To cope with that, I try not to think about labels too much. Go for what you truly feel. I’m cis, but would like to get a nullification surgery one day. What the LGBT is about, is making you feel comfortable, making you feel like your true self, no matter how weird or unexplainable it is.

What is nullification surgery?

Indefinitely still like dudes too much to do anything like that, without knowing what it is. I am mostly asexual via alienation.

It’s a type of surgery to remove most primary sexual traits (genitals). You can choose what you would like to remove tho. If you like how you look, then it’s probably not for you.

Not to armchair diagnose you, but asexuality via alienation reminds me of schizoid personality disorder, as seen by the Wikipedia description.

Edit: mixed a few things in the definistion

Schizoid personality disorder - Wikipedia

I think it’s easy to mistake trauma for personality. I used to be vivacious. The only treatments for trauma involve interaction with the mental health industry. I am not willing to do that after terrible previous experiences.

I wouldn’t want nullification surgery. I used to be very sexual and am mostly not due to trauma, not because of feeling like an inherent asexual or genderless person.

Oh in that case, it’s probably not that. (Edit: in any case, can’t armchair diagnose someone lmao)

(Edit 2: I also forgot that this disorder is developed as well. For example, take this person on reddit)

I understand your reluctance to go to the mental health industry for help. Some people there tend to lack empathy, which is weird considering the domain lol.

In any case, I find this guide to be useful on the asexuality and trauma.

I appreciate the gesture, but after my terrible mental health industry experiences, I pass on all of it, even in anonymous reading format.
Oh it’s not a guide for how to heal from trauma, if that’s what you meant! It’s about using the term if you think it stems from trauma.

[Reader, beware: take what I say with a grain of salt. I’m not trans, I just happen to have a few trans friends here and there.]

I think that people in general confuse the symbols too much with what they represent. Third person pronouns in English might symbolise your gender identity, but they aren’t the identity itself; first and foremost, you’re still you, regardless of those words. Just pick whatever you feel more comfortable with - be it “he/him”, “any”, or any other choice.
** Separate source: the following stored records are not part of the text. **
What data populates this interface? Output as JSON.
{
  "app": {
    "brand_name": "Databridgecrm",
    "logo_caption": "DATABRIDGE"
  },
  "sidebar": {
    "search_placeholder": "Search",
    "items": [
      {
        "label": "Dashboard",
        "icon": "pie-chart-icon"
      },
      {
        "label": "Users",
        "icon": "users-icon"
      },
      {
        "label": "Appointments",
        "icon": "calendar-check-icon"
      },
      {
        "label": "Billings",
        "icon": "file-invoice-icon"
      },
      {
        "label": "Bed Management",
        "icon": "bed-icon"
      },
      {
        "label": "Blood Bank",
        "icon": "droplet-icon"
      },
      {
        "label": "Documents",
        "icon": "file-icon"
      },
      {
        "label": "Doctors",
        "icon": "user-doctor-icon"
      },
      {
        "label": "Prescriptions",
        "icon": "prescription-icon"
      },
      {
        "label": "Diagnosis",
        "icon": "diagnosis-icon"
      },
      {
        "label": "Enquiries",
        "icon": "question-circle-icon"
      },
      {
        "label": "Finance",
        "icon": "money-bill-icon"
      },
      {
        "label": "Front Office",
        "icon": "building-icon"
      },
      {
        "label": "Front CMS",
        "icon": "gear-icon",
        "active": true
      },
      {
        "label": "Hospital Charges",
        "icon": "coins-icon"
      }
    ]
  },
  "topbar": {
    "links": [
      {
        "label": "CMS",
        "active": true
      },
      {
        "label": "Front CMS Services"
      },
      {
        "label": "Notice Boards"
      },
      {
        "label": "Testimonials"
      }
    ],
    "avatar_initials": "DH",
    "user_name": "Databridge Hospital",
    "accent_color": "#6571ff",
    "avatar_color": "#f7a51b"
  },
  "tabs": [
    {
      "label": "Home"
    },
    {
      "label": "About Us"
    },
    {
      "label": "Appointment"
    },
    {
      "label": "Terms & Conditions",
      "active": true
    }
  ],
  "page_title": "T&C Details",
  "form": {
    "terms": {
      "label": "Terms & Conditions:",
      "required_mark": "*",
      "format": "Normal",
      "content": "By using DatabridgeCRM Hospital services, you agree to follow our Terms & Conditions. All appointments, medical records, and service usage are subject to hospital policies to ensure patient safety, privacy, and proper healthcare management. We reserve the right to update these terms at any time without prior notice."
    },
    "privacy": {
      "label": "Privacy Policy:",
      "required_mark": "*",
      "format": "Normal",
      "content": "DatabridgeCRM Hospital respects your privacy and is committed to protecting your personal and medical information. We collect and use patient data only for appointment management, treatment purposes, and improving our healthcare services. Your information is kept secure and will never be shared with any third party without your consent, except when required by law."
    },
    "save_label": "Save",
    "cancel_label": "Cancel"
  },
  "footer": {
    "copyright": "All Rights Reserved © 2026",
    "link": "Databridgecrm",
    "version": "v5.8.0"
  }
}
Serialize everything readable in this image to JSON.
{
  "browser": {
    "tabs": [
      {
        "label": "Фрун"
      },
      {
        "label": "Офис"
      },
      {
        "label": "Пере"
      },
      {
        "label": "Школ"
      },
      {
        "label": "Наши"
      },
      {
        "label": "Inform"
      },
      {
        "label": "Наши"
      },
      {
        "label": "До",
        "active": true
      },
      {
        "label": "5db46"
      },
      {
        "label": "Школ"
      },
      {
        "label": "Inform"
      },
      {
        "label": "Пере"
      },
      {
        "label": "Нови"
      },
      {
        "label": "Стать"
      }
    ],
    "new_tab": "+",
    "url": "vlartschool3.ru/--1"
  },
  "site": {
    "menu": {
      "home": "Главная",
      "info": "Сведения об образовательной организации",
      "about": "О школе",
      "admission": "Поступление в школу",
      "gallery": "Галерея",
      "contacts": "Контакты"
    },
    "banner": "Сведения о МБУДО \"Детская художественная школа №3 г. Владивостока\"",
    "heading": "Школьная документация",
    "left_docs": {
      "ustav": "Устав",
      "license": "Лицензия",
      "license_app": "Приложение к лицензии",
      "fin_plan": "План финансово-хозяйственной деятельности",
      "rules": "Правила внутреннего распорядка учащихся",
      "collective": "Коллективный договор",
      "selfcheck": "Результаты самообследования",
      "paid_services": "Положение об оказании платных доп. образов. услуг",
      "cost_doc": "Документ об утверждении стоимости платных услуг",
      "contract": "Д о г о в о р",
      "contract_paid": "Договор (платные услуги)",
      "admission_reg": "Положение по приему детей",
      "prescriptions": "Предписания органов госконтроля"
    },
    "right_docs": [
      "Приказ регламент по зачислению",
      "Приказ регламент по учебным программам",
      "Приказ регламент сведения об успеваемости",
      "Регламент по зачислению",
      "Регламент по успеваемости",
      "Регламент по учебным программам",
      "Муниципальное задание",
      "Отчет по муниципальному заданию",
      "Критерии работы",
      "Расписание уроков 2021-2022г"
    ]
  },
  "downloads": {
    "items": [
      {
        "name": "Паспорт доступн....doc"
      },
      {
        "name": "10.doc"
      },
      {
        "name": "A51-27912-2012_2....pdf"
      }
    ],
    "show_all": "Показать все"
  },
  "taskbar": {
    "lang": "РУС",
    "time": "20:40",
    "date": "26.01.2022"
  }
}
And remember that your choice of pronouns doesn’t dictate who you are. Even if you see yourself as effeminate, and even if you have an unclear identity, and go for he/him, there’s no contradiction. Same deal if you pick “any” and see yourself as a man.

And I feel like a lot of trans people have the same identity struggles as you do, or at least know someone in the same situation. Based on that I don’t think that the ones in good faith would bat an eye towards something like “he/him/any”.

My homie, you can be an ally the same way us cishetero folks can. You just support trans folks however and whenever you can. How you choose to self label is 100% independent of that, even when that self label is no label at all.

Just don’t use the pronoun labeling at all, you’ll be fine. I don’t think I’ve run across anything where you’re required to have it. There might be, but I haven’t run across it.

Your self, your sense of identity is just as valid as anyone else’s.